In the few weeks since I've had my second, and I have started using the forums to voice concerns and share thoughts again, and am struck by how much the place has changed.
When I was pregnant, I read an article in Red magazine, in which a fellow second time mum stated that she felt Mumsnet had become over run with bitchy, know it alls who would rather put another Mum (or Dad) down than offer up anything useful. I can't remember her theory on why the place had become like this, but said that she was steering clear from then on.
I didn't altogether agree with her, although having not used Mumsnet for a while, I wasn't really qualified to say. Having read your responses, and the responses that some of the other women on here have received, I'm inclined to agree with this writer wholeheartedly.
When I posted my question, I wasn't expecting to receive (to my mind) snooty advice about how often my daughter should be waking. For your information, when she wakes, she does so because she is cold and flailing around without the swaddle she feels so safe and secure in. She is neither hungry, or thirsty. What she is, is tired, and desperate for me to tuck her back in, so that she is able to go back to sleep. Why some of you feel that you are qualified to tell me how often my daughter should be waking is beyond me.

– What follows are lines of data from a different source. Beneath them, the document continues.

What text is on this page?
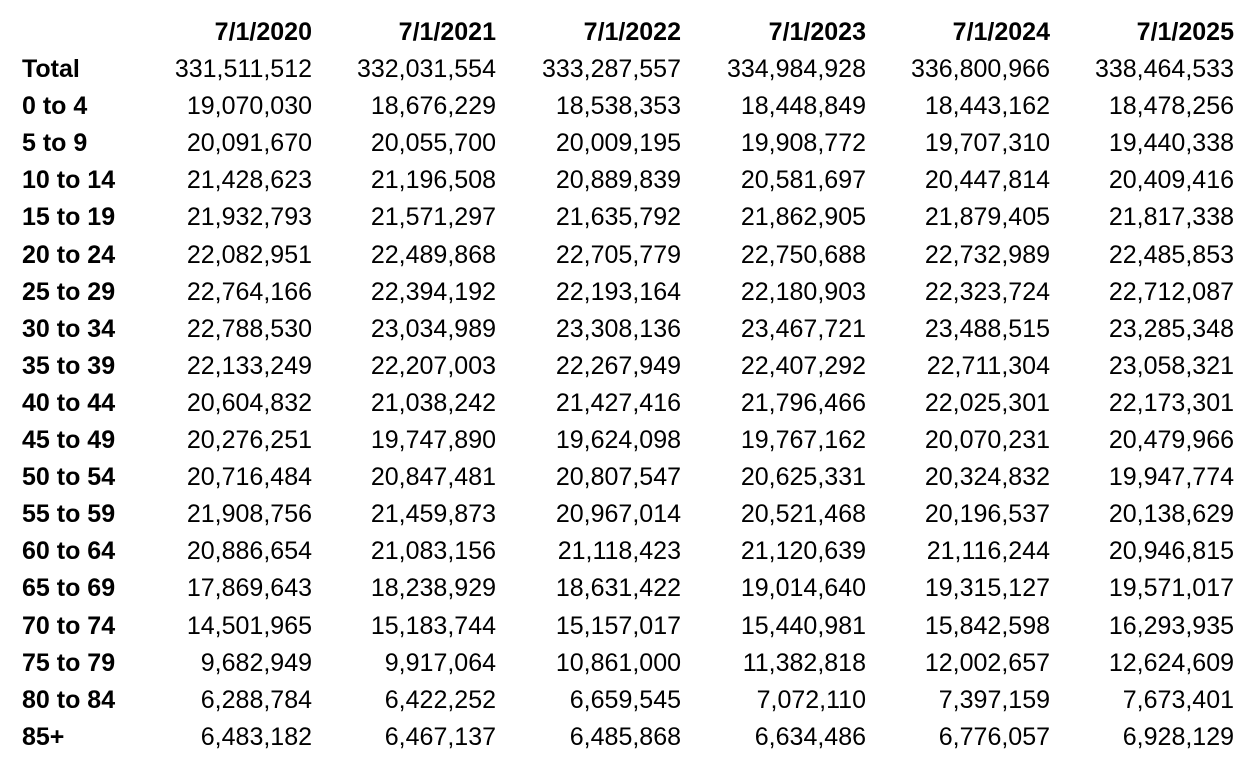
	7/1/2020	7/1/2021	7/1/2022	7/1/2023	7/1/2024	7/1/2025
Total	331,511,512	332,031,554	333,287,557	334,984,928	336,800,966	338,464,533
0 to 4	19,070,030	18,676,229	18,538,353	18,448,849	18,443,162	18,478,256
5 to 9	20,091,670	20,055,700	20,009,195	19,908,772	19,707,310	19,440,338
10 to 14	21,428,623	21,196,508	20,889,839	20,581,697	20,447,814	20,409,416
15 to 19	21,932,793	21,571,297	21,635,792	21,862,905	21,879,405	21,817,338
20 to 24	22,082,951	22,489,868	22,705,779	22,750,688	22,732,989	22,485,853
25 to 29	22,764,166	22,394,192	22,193,164	22,180,903	22,323,724	22,712,087
30 to 34	22,788,530	23,034,989	23,308,136	23,467,721	23,488,515	23,285,348
35 to 39	22,133,249	22,207,003	22,267,949	22,407,292	22,711,304	23,058,321
40 to 44	20,604,832	21,038,242	21,427,416	21,796,466	22,025,301	22,173,301
45 to 49	20,276,251	19,747,890	19,624,098	19,767,162	20,070,231	20,479,966
50 to 54	20,716,484	20,847,481	20,807,547	20,625,331	20,324,832	19,947,774
55 to 59	21,908,756	21,459,873	20,967,014	20,521,468	20,196,537	20,138,629
60 to 64	20,886,654	21,083,156	21,118,423	21,120,639	21,116,244	20,946,815
65 to 69	17,869,643	18,238,929	18,631,422	19,014,640	19,315,127	19,571,017
70 to 74	14,501,965	15,183,744	15,157,017	15,440,981	15,842,598	16,293,935
75 to 79	9,682,949	9,917,064	10,861,000	11,382,818	12,002,657	12,624,609
80 to 84	6,288,784	6,422,252	6,659,545	7,072,110	7,397,159	7,673,401
85+	6,483,182	6,467,137	6,485,868	6,634,486	6,776,057	6,928,129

After two kids and plenty of experience at swaddling, I know what I'm doing. And just because one five month old is unable to 'escape' isn't to say that a six week old can't.

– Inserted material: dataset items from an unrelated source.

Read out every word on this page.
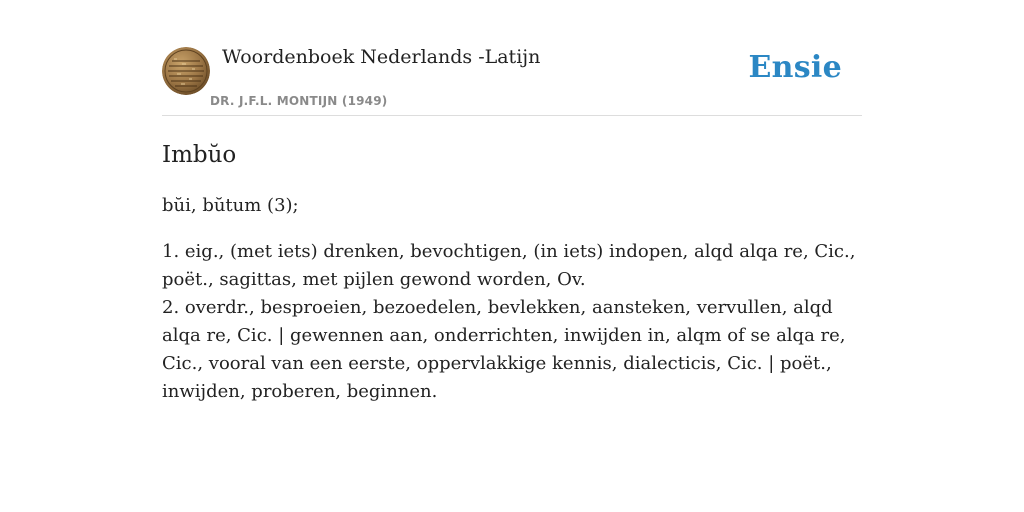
Woordenboek Nederlands -Latijn
DR. J.F.L. MONTIJN (1949)
Ensie
Imbŭo
bŭi, bŭtum (3);

1. eig., (met iets) drenken, bevochtigen, (in iets) indopen, alqd alqa re, Cic., poët., sagittas, met pijlen gewond worden, Ov.

2. overdr., besproeien, bezoedelen, bevlekken, aansteken, vervullen, alqd alqa re, Cic. | gewennen aan, onderrichten, inwijden in, alqm of se alqa re, Cic., vooral van een eerste, oppervlakkige kennis, dialecticis, Cic. | poët., inwijden, proberen, beginnen.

I'm sure I'll ruffle a fair few feathers with this post, and I'm sure it'll get a fair response, but that's ok, you can write what you want because I won't be reading it. You probably feel that it's an over-reaction, and you may be right. But based on my other experiences this time round, I don't think so.
I'm swearing off Mumsnet, and will be trusting my own instincts and knowledge of my children, instead of misguidedly seeking words of support and encouragement from my peers. I really feel for (some) the first time mums who come on here feeling desperate only to recieve high handed words of wisdom.
So much for the sisterhood, more like a pack of wolves.
(Sorry to those of you who actually use Mumsnet forums to do what they are intended for - and I do know there are plenty of you. Shame a small minority spoil it for some of us.)